Same Trick, New Shtick
That was back in 2011/2012 and the world keeps turning and HR tech enthusiasts, myself included, continue to try to catch the wave of solving the worlds recruiting problems through new technology. That wave, however, is quickly becoming a tsunami of micro-waves. The recent explosion of options is finding people in the industry overwhelmed, confused, and unsure what’s coming next. Conceptually combining an ATS+recruitment marketing/CRM+referral solution+text/chat interviewing is very compelling. Clients still want a single solution that solves recruiting for them.

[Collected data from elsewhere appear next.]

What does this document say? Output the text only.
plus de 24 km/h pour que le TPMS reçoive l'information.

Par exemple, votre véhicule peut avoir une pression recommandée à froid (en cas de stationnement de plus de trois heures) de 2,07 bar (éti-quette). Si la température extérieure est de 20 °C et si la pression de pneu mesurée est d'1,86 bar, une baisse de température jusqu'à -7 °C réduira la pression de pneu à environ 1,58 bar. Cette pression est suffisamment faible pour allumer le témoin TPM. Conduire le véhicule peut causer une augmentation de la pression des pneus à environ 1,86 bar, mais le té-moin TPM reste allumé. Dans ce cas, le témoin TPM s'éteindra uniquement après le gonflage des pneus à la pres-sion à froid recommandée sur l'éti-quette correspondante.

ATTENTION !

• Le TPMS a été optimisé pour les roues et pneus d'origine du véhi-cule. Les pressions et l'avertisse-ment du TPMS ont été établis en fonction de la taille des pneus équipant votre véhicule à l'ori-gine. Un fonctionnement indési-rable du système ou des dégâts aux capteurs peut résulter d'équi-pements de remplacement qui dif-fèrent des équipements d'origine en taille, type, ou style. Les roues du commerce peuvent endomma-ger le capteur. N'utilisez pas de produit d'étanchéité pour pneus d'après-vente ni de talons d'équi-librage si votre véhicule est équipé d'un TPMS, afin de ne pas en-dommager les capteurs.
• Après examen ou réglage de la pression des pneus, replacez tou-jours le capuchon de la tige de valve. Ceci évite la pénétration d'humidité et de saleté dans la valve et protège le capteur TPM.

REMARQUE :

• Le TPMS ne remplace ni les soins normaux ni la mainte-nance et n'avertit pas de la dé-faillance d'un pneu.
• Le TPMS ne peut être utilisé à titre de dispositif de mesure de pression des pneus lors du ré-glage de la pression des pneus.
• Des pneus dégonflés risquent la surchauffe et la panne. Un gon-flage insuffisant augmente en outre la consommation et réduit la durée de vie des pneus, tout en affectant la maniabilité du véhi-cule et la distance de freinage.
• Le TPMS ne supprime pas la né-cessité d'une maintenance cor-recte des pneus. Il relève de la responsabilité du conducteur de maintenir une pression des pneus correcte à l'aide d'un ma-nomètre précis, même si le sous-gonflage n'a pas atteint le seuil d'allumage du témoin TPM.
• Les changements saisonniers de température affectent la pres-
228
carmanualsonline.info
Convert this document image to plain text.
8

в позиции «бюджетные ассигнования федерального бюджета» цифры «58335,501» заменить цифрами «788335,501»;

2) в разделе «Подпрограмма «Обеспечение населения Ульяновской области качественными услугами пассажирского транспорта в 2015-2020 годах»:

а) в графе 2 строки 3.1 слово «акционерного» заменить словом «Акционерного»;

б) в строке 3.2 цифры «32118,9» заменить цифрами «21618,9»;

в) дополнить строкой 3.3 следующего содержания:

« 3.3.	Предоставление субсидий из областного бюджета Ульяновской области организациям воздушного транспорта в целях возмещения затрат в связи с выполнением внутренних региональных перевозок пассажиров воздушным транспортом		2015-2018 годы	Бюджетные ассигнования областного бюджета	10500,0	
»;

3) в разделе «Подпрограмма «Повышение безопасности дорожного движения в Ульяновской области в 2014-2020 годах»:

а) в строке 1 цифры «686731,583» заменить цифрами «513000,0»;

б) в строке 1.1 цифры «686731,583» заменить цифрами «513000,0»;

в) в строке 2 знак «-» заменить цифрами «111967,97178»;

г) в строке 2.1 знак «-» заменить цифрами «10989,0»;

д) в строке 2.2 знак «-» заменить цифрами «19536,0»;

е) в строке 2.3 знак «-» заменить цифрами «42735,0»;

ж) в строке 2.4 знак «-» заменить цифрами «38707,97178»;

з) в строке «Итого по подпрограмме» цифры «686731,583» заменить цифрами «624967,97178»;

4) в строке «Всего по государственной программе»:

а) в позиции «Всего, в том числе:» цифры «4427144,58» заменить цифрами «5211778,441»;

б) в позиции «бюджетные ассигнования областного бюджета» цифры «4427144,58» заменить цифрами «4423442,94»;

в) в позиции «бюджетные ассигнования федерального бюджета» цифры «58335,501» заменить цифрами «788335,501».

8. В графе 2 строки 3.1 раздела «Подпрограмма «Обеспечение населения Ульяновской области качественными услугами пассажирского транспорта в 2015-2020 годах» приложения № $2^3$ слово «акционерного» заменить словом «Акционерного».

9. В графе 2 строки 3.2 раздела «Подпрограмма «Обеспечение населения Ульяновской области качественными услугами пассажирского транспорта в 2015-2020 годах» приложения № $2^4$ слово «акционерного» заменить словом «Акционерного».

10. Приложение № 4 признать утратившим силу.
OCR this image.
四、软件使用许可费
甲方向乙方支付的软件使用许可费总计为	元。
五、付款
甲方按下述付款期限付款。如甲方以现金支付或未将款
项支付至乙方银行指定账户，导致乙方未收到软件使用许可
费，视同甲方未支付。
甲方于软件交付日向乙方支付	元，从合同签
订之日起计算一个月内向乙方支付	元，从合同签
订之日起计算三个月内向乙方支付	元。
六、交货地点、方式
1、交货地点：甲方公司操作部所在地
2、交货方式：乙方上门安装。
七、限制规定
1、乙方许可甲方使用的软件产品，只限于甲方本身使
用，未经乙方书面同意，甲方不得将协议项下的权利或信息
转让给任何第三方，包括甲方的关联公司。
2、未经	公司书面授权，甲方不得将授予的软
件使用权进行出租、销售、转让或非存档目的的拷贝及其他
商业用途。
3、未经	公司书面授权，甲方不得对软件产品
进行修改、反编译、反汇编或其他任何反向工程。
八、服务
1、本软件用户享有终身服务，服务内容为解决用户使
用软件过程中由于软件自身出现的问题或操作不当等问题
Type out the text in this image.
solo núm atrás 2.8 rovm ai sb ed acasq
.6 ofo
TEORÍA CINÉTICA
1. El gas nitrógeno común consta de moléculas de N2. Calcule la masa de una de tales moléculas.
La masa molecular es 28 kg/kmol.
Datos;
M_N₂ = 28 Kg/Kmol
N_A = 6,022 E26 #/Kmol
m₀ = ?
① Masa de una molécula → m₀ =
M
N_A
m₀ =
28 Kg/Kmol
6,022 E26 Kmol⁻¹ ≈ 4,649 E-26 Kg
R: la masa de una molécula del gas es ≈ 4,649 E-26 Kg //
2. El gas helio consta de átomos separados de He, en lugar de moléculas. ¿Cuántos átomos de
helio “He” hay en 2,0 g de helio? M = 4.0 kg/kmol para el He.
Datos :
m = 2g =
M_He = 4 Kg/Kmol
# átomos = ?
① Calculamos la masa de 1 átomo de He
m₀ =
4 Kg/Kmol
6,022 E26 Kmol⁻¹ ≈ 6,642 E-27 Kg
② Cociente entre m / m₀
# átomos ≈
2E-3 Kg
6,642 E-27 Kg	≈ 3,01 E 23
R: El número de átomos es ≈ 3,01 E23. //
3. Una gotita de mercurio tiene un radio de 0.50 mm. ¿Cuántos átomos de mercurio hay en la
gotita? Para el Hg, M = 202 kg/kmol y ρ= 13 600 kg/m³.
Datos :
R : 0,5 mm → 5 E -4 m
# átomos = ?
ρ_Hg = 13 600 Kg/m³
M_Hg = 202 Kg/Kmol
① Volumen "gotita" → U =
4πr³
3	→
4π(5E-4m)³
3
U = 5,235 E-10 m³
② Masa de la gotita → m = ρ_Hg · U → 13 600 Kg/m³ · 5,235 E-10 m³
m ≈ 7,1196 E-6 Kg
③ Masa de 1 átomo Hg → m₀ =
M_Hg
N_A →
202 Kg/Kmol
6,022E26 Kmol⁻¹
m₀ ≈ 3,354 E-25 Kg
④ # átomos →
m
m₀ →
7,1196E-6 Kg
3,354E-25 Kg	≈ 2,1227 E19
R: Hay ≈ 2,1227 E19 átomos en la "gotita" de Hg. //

As both a provider and recently as practitioner and consultant I have seen real pain trying to manage the splintered solutions that are out there. The data is messy, integration is a real challenge, and users are confused about what to use, which causes adoption suffer.
So putting it all together in one company makes sense, right? The suite was worth 20X the point solution before, does that math pay forward this time when the suite is now a talent acquisition suite? Generally, I think it might but does it in this specific case? Keep reading…
What Does the Customer Get?
So what are the customers gaining with this acquisition/roll-up? When I think about the customers for JobVite, Talemetry, RolePoint, and Canvas my brain starts to hurt. JobVite is a historically mid-market ATS that has built their own native recruitment marketing capabilities (what I’d call light but certainly good enough for their audience). JobVite is being established as the anchor tenant in this stack and if the goal is to go up market, these add-on solutions do not solve the core reason that JobVite is not an enterprise solution today.
There is a reason that if you look at the partner pages of JobVite, RolePoint, and Talemetry they do not have a reference to one another. They are not serving the same customers. That’s a problem. Can they solve it? Sure, if it’s a priority, and they can stay focused. But if it is a priority it will be at the expense of the priorities of their current non-overlapping customers and their near-term problems.
I believe the bet is that the clients of Oracle, IBM, SAP, iCims, PeopleFluent and Workday will now have a valid reason to consider switching to their “other provider’s” now anchor tenant – JobVite. However, that assumes that there’s not much value to the enterprise foundation at the heart of these ATSs. Will the market’s frustration at all the fragmented solutions overpower the need for having a solid enterprise-level foundation for ATS? I think that’s the bet that K1 has just made. I wish them luck, because talent acquisition teams need this stuff to work. And let’s face it, the HCM space is not yet living in the Slack world of easily inter-operable software; we’re at least another wave away from that one hitting our shores.